Mankiewicz utilise le flash-back d'une toute autre manière. Dans Eve (1950) ou La comtesse aux pieds nus (1954), il s'agit de fouiller un inexplicable secret, une fragmentation de toute linéarité, de bifurcations perpétuelles comme autant de rupture de causalité. Le flash-back trouve sa justification à chaque bifurcation du temps. Chez Mankiewicz la mémoire attentive conduit le récit. Dans son essence même, elle est voix, qui parle, se parle ou murmure, et rapporte ce qui s'est passé. D'où la voix off qui accompagne le flash-back

La tonalité du film annihile toute possibilité de suspens dans les intrigues de prédestination, lorsque les premières minutes du film donnent la fin de l'histoire. C'est notamment le cas dans Citizen Kane (Welles, 1941), Les tueurs (Siodmak, 1946) ou Ecrit sur du vent (Sirk, 1955) où le personnage principal meurt dès le départ. C'est le processus de l'enquête qui est alors valorisé.

Le procédé est toutefois souvent ambigu car on ne repère pas obligatoirement que celui qui prend en charge le récit est le mort. Ainsi dans Sunset Boulevard (Wilder, 1950) avec la célèbre scène d'ouverture où un reporter prétend nous raconter comment on en est arrivé à ce cadavre flottant dans la piscine. Nombre de spectateurs ne comprennent qu'à la fin que le reporter qui a pris en charge le récit est le mort lui-même. Pareillement dans Mort à l'arrivée (Maté, 1950), Frank Bigelow a beau dire qu'il a été tué en commençant son récit, le spectateur espère toujours qu'un antidote va être trouvé avant la fin du flash-back.

Souvent même le suspense est au contraire renforcé lorsque le héros est dans une position difficile comme dans Le jour se lève, où il est encerclé par la police ou Assurance sur la mort, où on ignore la gravité de la blessure.

L'utilisation maximale du flash-back pour intensifier le suspense est obtenu avec le flash-back complétif partiel où une vérité cachée se révèle progressivement comme dans Marnie, La maison du docteur Edwardes, Pour une poignée de dollars Spider ou avec le flash-back répétitif partiel de Il était une fois dans l'Ouest.
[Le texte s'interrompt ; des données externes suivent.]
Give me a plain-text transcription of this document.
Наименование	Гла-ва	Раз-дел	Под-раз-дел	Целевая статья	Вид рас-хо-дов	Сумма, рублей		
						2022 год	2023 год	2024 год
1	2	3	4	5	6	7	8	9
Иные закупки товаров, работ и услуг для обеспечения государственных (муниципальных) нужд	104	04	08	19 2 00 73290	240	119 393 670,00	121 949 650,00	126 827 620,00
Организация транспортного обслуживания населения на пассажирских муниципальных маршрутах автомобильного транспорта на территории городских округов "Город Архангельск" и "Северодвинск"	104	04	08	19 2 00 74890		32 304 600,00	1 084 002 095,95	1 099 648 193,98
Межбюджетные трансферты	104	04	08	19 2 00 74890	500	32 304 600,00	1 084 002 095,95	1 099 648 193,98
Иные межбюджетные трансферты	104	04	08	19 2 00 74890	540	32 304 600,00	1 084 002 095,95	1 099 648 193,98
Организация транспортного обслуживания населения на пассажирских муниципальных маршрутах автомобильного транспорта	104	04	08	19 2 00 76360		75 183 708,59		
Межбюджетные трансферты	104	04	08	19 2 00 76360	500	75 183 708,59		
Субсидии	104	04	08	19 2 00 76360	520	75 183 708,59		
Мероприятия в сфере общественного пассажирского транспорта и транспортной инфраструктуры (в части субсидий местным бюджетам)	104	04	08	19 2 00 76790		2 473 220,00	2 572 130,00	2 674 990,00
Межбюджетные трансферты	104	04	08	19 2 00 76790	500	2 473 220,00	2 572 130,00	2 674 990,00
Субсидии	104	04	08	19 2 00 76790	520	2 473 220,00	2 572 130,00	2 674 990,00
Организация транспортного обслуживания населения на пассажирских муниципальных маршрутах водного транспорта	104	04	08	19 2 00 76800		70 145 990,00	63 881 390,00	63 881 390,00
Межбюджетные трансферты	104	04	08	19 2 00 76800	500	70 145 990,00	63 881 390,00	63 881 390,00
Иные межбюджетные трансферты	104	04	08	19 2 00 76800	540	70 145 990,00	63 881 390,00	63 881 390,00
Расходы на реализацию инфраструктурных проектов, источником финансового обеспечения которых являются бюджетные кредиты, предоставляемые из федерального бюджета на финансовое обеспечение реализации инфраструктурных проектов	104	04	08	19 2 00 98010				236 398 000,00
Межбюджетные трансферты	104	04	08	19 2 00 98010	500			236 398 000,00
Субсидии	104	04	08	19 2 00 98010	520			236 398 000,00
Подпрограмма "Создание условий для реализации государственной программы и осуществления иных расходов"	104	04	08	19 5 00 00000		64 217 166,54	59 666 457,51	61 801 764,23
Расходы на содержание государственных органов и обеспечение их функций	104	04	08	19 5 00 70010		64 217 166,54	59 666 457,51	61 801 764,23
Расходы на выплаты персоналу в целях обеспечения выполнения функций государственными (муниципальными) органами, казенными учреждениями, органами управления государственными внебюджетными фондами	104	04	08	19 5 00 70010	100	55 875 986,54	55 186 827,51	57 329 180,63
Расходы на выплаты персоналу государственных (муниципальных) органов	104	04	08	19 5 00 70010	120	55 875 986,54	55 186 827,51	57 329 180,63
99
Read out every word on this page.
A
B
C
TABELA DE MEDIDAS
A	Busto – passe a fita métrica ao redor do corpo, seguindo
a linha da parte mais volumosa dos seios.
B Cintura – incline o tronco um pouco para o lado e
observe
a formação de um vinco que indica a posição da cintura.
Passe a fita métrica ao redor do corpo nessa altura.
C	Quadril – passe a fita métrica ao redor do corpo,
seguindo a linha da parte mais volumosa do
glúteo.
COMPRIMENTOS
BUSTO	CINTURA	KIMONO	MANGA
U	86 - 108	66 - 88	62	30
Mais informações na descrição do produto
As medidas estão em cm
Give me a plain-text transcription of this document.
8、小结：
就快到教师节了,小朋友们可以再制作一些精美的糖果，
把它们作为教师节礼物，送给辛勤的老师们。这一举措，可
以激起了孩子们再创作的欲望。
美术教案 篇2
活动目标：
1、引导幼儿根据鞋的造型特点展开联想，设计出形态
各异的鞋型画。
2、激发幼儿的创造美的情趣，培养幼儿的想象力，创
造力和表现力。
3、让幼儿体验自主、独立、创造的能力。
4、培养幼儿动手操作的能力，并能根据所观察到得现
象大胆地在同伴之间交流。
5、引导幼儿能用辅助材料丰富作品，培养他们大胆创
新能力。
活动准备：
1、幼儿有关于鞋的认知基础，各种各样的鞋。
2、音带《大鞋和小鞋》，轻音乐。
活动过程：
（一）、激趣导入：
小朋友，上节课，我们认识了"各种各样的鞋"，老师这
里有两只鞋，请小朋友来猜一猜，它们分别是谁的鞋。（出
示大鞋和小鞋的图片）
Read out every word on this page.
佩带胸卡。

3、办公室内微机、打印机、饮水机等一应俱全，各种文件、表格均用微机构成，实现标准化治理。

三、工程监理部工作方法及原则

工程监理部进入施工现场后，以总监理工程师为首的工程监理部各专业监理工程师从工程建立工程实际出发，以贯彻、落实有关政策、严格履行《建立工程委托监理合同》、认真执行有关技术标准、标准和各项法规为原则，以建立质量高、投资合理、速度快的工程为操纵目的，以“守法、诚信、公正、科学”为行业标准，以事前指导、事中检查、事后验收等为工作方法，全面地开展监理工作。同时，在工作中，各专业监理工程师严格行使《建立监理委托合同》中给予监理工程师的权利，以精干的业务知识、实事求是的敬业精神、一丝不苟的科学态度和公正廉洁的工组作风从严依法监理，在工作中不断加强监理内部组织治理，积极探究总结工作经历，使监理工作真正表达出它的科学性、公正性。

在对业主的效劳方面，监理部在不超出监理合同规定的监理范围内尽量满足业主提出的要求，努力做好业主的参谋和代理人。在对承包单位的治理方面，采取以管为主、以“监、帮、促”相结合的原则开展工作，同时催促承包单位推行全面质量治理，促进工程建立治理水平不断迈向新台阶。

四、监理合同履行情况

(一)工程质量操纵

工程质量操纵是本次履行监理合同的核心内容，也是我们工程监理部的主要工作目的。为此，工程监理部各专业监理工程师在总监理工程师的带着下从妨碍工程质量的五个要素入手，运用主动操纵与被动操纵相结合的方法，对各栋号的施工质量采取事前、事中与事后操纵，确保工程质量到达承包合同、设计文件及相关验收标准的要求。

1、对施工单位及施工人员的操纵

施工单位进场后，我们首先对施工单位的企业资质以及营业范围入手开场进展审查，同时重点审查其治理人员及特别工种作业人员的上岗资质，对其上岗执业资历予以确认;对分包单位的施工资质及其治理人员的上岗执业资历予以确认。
Lorsque le flash-back complétif partiel est pris en charge par différents personnages comme dans Les tueurs, (1946), Eve (1950), La comtesse aux pieds nus (1954) pour montrer les différences d'appréciation sur une même réalité, c'est la difficulté à appréhender celle-ci dans sa totalité qui est valorisée. Il en est de même avec Rashomon (1951) qui se distingue en étant constitué de trois flashes-back complétifs complets ce qui prouve, par là-même, la difficulté de saisir la réalité avec certitude.

A noter les flashes-back mensongers de Le grand alibi et plus récemment de Il faut sauver le soldat Ryan où le flash-back, initialisé dans la première séquence du cimetière, semble être pris en charge par le personnage principal du flash-back, le capitaine, et non par Ryan qui lui survit.